Ему снился сон: две красные рубашки плывут на двух паромах через Дон навстречу друг другу. Но, оказывается, это он мимо самого себя плывет. Только на одном пароме он совсем еще молодой Будулай, а на другом — уже с фронтовыми наградами. На том пароме, на котором молодой Будулай, сплошь плывут цыгане и только он — единственный среди них — русский, а на другом он среди русских один цыган. И в то самое время, когда молодая цыганка пристает к русскому Будулаю: «Дай, красавчик, руку», — у Будулая, который цыган, строго требует милиционер: «Предъяви документы на свои ордена». Между тем паромы уже вот-вот встретятся и разойдутся в разные стороны.
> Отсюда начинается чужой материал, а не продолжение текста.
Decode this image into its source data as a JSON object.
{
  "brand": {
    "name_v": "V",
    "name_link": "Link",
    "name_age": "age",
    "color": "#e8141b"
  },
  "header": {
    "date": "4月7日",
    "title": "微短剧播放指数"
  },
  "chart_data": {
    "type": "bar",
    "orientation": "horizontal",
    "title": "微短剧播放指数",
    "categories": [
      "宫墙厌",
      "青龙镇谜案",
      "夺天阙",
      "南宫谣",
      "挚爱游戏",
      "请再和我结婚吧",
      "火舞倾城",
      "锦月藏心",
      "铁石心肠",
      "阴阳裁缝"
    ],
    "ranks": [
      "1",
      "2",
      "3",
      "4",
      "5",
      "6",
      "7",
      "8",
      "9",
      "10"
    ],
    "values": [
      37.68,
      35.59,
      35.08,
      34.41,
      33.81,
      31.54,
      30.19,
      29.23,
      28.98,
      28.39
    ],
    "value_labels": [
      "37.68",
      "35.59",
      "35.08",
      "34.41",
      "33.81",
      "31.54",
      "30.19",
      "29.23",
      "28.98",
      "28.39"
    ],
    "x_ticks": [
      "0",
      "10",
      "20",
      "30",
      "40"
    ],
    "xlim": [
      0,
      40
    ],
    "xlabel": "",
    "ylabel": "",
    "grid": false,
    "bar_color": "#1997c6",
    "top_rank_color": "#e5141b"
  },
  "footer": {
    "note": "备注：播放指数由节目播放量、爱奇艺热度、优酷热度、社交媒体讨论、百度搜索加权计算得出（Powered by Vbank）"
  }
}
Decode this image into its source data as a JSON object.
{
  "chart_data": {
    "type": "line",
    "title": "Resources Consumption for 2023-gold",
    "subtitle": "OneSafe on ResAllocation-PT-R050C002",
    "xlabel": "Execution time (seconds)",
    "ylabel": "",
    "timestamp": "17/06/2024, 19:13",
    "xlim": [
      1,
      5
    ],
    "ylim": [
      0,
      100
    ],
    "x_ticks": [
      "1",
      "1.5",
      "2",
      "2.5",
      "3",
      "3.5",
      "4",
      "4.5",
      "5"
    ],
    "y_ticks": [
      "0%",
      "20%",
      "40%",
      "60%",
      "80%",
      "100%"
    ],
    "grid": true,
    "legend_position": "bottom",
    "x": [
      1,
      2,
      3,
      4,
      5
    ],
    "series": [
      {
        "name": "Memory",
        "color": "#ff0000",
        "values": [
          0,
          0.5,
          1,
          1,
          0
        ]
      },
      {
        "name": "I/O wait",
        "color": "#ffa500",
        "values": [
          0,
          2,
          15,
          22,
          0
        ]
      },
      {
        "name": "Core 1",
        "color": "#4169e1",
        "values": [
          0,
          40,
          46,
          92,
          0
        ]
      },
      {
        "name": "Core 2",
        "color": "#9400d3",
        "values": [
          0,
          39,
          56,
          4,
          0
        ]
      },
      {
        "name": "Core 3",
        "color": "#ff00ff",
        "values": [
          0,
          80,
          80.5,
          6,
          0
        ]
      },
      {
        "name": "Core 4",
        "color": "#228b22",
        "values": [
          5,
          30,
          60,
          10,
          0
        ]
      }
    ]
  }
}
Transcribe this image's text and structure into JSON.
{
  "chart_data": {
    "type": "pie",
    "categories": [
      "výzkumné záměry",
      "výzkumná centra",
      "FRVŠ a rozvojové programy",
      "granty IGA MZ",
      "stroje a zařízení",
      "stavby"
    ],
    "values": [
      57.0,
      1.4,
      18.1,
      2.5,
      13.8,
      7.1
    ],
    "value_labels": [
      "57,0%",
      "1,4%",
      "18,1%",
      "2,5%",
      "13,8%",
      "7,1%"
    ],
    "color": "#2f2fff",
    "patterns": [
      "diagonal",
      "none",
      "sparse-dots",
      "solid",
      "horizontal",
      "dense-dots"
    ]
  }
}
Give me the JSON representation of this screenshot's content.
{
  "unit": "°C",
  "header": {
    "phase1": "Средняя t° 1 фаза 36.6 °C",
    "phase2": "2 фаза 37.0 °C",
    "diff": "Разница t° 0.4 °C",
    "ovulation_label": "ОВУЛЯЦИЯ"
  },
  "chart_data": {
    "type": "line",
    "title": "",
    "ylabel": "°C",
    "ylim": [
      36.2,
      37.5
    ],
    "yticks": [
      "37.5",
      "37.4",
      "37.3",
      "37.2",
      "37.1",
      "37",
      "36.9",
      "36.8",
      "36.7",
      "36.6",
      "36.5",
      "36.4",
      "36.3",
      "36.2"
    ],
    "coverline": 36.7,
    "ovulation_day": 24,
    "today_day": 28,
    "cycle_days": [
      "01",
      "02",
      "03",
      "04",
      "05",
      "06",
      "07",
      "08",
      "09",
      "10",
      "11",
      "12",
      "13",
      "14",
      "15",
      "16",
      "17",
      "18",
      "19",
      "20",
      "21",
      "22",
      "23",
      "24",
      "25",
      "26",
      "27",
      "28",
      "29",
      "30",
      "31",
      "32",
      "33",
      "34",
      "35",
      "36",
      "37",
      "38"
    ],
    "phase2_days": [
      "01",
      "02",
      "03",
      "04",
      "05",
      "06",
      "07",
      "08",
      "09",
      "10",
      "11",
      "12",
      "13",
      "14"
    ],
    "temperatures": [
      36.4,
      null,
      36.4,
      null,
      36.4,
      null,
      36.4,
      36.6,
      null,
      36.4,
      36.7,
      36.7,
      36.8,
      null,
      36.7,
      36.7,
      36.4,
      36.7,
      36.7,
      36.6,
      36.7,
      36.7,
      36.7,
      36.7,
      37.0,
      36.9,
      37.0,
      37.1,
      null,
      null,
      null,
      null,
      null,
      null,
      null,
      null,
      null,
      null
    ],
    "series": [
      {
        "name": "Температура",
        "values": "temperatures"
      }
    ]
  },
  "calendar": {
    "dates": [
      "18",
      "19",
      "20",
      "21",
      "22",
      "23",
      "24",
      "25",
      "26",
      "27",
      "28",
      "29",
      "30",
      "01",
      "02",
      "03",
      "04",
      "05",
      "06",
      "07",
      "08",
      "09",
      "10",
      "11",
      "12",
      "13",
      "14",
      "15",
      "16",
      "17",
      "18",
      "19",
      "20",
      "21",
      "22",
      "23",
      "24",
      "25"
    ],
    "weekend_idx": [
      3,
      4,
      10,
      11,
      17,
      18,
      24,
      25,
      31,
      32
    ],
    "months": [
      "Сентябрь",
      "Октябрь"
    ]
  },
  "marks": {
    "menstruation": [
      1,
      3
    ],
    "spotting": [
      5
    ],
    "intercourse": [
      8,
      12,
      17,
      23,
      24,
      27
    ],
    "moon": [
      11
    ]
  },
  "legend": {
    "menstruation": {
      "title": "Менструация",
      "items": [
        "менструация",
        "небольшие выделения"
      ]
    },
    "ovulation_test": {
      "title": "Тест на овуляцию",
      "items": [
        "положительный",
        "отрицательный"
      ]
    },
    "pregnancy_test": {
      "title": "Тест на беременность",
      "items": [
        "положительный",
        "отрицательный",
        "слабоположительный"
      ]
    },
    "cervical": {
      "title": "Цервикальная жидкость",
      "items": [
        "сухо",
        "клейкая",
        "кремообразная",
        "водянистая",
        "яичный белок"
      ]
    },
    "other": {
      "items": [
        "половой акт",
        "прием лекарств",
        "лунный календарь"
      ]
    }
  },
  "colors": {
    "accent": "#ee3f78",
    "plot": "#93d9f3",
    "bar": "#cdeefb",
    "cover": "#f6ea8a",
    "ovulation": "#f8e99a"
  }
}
Молодая цыганка уговаривает русского Будулая: «Пойдем вместе с нами, ты вполне за цыгана сойдешь». Но он отвечает: «Мне еще кузнечному делу научиться надо». — «Ну хорошо, — говорит она, — давай вместе подумаем. Ты свою свадьбу на год отложи, а я свою с рыжим цыганом тоже отложу». А тот Будулай, который с орденами, отвечает милиционеру: «Отстань! Если тебе нужны мои документы, то ищи их в блиндаже на острове».
Две красные рубашки уже проплывают мимо друг друга так близко, что до последнего слова слышно, как люди говорят на обоих паромах по-цыгански и по-русски:
— Теперь надо в Казахстан подаваться. Там еще есть кони.
— Думали, после войны спокойно заживем, а она как сдвинула людей с места, так и кружатся они по земле. Кто ищет мать, кто мужа, а кто и самого себя никак не может найти.
Два красных пятна, наплывая одно на другое посредине Дона, превращаются в одно сплошное и опять расходятся каждый к своему берегу. «Подожди! — кричит Будулай одному и другому. — Подожди!»